Comment mettre à l’ordre du jour l’émancipation du travail  ?

mercredi 28 octobre 2015.
 

- A) Libérer le travail en libérant les travailleurs par Danièle Linhart, sociologue 
du travail, directrice 
de recherches émérite au CNRS
- B) Un nouveau statut du travailleur salarié par Pierre Cours-Salies, sociologue, membre d’Ensemble
- C) Prendre le contrôle de l’unité de production par Benoît Borrits, auteur de Coopératives contre capitalisme (Éditions Syllepse, octobre 2015)

A) Libérer le travail en libérant les travailleurs par Danièle Linhart, sociologue 
du travail, directrice 
de recherches émérite au CNRS

« L’émancipation du travail  » ressemble à une formulation à l’ancienne de ce que revendique désormais haut et fort le patronat. Il veut libérer le travail. Dans un monde où le temps s’accélère, où tout change, il veut libérer les entreprises du carcan contre-productif que représentent le Code du travail, les prérogatives des inspecteurs et des médecins du travail, celles des CHSCT, etc. C’est pour le bien de tous et ça ne peut faire que consensus, nous explique Gattaz, le président du Medef. Mais cela n’est en réalité que le point de vue du patronat. Il ne représente pas à lui tout seul les entreprises ni la société et libérer le travail peut et doit s’entendre comme libérer les travailleurs, au nom du bien commun également. Car libérer le travail en libérant les travailleurs peut être une garantie d’atteindre une réelle performance économique, sociale et environnementale des entreprises.

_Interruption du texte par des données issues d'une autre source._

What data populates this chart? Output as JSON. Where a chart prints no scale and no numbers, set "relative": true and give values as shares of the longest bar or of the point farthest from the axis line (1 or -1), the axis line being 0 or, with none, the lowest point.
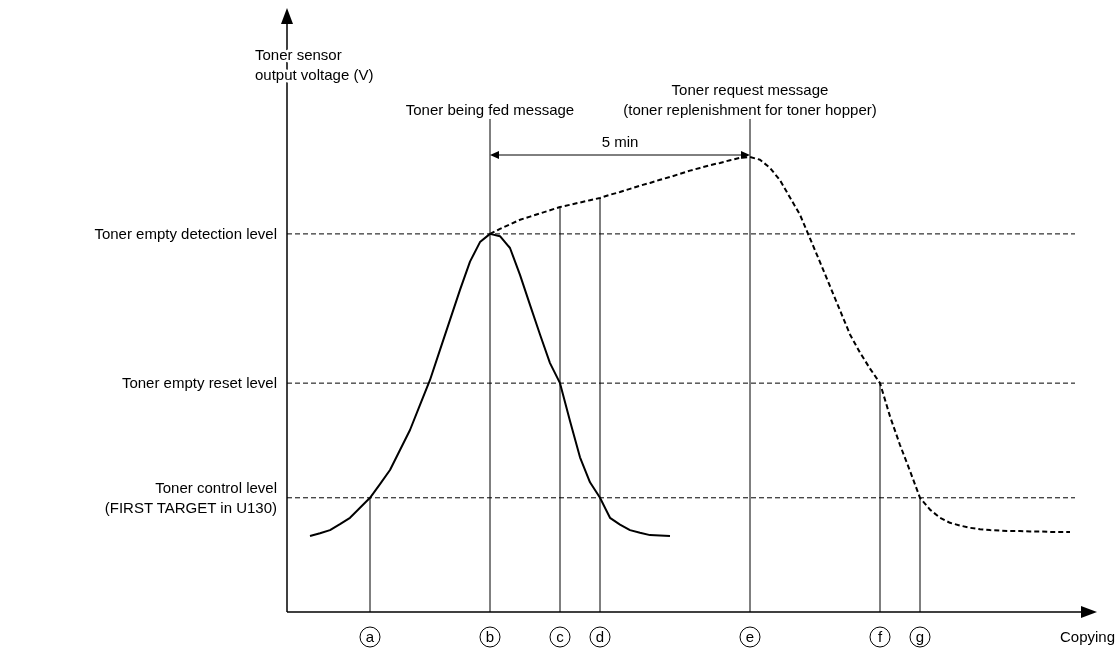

Mais libérer comment et de quoi  ? Tout d’abord de la subordination juridique incluse dans le contrat de travail qui soumet inconditionnellement les salariés à leur employeur et à l’organisation du travail qu’il a choisie en fonction de ses propres critères d’efficacité, de rentabilité et profitabilité. C’est de là que découle la domination. L’activité des salariés est conditionnée par la volonté de l’employeur d’imposer ses critères et méthodes de travail aux salariés et par le refus ou le déni de ce qu’ils pourraient apporter comme valeurs et points de vue professionnels. L’organisation du travail reste de nos jours profondément inspirée de la logique taylorienne fondée sur l’économie obsessionnelle des temps et des coûts et le confinement des savoirs détenus par les travailleurs. On sait ce que cela a donné en termes de conditions et contenus du travail  : des tâches élémentaires restreintes et prescrites et donc l’impossibilité pour les salariés de mobiliser leurs intelligences, leurs connaissances pour réaliser un travail qui fasse sens pour eux.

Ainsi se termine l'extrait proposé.